Huck

Midas touch

The midday sun is beating down on a scruffy industrial estate in Tavros, a suburb on the outskirts of Athens. Everything in sight is a shade of sun-bleached dirt, except for some imposing warehouse gates topped with razor wire, and a big metal wheelie bin painted yellow with black stripes – the colours of the local team, Fostiras F.C. (The ‘Yellow Army Hooligans’).

Suddenly, a shiny Hummer – also yellow and black – pulls up and out jump two guys and a girl. The taller man, wearing a tight t-shirt and gold chain, is Kareem Kalokoh, a 26-year-old rapper whose star is rising around the world. Kareem is co-founder of ATH Kids collective, an Athens rap crew that first started around 2015 and now find themselves at the forefront of Greece’s dynamic homegrown hip hop scene.

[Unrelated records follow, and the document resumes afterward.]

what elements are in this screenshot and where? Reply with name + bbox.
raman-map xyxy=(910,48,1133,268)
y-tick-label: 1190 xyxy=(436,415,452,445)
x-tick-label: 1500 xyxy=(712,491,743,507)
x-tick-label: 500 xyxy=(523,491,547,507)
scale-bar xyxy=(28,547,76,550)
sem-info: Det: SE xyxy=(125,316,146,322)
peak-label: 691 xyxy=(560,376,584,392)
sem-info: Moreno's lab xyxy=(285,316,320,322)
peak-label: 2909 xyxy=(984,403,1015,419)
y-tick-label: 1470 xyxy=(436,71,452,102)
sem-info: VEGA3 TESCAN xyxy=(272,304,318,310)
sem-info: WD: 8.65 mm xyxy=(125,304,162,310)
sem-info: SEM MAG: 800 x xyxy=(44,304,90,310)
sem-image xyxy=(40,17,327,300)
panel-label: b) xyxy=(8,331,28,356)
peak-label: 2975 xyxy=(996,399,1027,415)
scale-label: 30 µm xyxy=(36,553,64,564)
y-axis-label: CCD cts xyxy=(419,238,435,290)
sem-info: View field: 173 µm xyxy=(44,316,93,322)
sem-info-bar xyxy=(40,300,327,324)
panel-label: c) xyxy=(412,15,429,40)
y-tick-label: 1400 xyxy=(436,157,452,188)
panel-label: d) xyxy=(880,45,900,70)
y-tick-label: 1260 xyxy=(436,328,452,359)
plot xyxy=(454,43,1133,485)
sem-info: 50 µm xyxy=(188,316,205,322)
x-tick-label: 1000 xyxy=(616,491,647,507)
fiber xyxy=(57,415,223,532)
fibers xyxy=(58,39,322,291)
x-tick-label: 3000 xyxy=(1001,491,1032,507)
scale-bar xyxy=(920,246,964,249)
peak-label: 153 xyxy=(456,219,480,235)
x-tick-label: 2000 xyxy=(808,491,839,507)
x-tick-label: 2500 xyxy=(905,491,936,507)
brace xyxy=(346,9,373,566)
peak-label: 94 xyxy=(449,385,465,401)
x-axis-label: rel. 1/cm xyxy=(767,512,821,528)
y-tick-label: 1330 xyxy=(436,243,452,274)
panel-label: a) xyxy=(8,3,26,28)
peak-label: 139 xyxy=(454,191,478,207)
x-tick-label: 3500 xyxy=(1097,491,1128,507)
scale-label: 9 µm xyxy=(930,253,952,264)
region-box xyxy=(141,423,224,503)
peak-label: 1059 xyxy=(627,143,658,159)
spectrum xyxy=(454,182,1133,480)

Flanked by his girlfriend Alessia and regular collaborator Kid Young, Kareem grinds a cigarette into the floor with his leather loafers and walks over to fire some verses directly into a pair of traffic mirrors. “Tell my mother I made it, I’m on TV,” he raps in English, all while being captured on an analogue Super 8 camera wielded by Kaius Potter, an Australian filmmaker. With its strictly yellow and black colour palette (a tribute to the neighbourhood where Kid Young grew up), the video they’re shooting is another striking example of what ATH Kids do best: presenting Athens – a city known to outsiders for its ancient ruins and riots – in a way that few have seen it before.

“We speak Greek and rap in English – our crew has – just like you’ll find in the neighbourhoods of Athens. That mix is the most important thing about who we are.”